The St. Petersburg special economic zone is one of the earliest, but it still has no British investors present.

The Russian government has created special economic zones across the country to attract foreign investors, and although 46 foreign companies have already taken advantage of the opportunity, not one of them is British, the head of the company managing the zones said Thursday.

Oleg Kostin, chief executive of Special Economic Zones, made the observation during the Russia Talk Investment Forum.

The annual forum, which is organized by the Russo-British Chamber of Commerce, began with enthusiastic congratulations offered to BP and Rosneft over their recent deal, but then the statements became more somber. Delegates said that there are still numerous obstacles that scare off British companies from doing business in Russia.

The special economic zones project is one opportunity they are missing out on. The zones, which began to be set up in 2005, offer benefits such as a simplified procedure for obtaining land, ready-made infrastructure, duty-free customs regimes and tax preferences, with the aim of attracting more foreign investors to the country. There are now 17 such zones across the country.

Companies from the United States and Germany are the leading participants so far. British companies are looking to start projects – three near Tolyatti and one near Ulyanovsk – but have not made any investments yet.

One of the reasons that British companies may be hesitant to invest in Russia is the negative perception of the country in the British media and among the public, experts said.

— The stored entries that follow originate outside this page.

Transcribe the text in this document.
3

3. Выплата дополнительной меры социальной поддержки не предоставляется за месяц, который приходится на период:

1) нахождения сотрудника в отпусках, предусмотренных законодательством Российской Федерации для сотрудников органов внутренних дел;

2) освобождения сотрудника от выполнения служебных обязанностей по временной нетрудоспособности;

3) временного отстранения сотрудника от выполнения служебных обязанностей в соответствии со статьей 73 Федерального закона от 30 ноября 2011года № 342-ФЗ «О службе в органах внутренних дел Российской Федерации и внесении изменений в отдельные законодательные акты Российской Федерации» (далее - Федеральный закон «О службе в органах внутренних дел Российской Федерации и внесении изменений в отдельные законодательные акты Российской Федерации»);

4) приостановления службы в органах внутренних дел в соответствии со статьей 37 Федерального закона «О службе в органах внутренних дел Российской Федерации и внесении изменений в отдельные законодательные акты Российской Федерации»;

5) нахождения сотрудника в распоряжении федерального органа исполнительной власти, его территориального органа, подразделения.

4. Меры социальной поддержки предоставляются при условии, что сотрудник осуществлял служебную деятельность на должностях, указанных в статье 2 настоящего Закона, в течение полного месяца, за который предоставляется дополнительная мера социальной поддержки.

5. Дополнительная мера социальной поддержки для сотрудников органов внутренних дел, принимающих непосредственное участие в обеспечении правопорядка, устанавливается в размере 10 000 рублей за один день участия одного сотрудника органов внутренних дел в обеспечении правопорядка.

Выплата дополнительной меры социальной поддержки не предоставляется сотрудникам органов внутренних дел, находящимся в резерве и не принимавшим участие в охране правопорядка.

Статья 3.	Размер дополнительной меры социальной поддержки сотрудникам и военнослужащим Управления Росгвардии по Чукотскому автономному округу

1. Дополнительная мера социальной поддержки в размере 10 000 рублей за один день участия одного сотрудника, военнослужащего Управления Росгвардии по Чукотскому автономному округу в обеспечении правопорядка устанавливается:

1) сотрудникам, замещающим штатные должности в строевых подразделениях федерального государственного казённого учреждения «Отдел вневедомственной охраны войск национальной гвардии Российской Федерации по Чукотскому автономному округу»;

"When you come to Russia it looks much better from the inside than when you see it from the outside," said Nenad Pavletic, president of U.K.-based biopharmaceutical company AstraZeneca's Russian division.

Pavletic added that he was skeptical about the country when he was transferred here two years ago, but the experience had turned out to be "fantastic." The company has invested in the Kaluga region and plans to start manufacturing in Russian within 10 months.

Kostin's team is trying to get the same enthusiastic response from other British investors by presenting the project at international business events in different countries. He also expects to sign an agreement with the Russo-British Chamber of Commerce by the end of the year.

Prince Michael of Kent, the chamber's patron, said that relations between the countries are getting stronger.

"Recently, British companies have been especially keen to export their products to Russia as well as to invest capital in Russia," he said.

Although the forum brought together the senior management of British businesses in Russia and Moscow-based representatives of the British government, including a member of the royal family, Russian state representatives were noticeably absent from the event. First Deputy Prime Minister Igor Shuvalov and Deputy Prime Minister Arkady Dvorkovich, who were slated to attend, failed to appear and offered no explanation.

"Obviously they thought there was something more important than our event," a staff member at the Russo-British Chamber of Commerce said.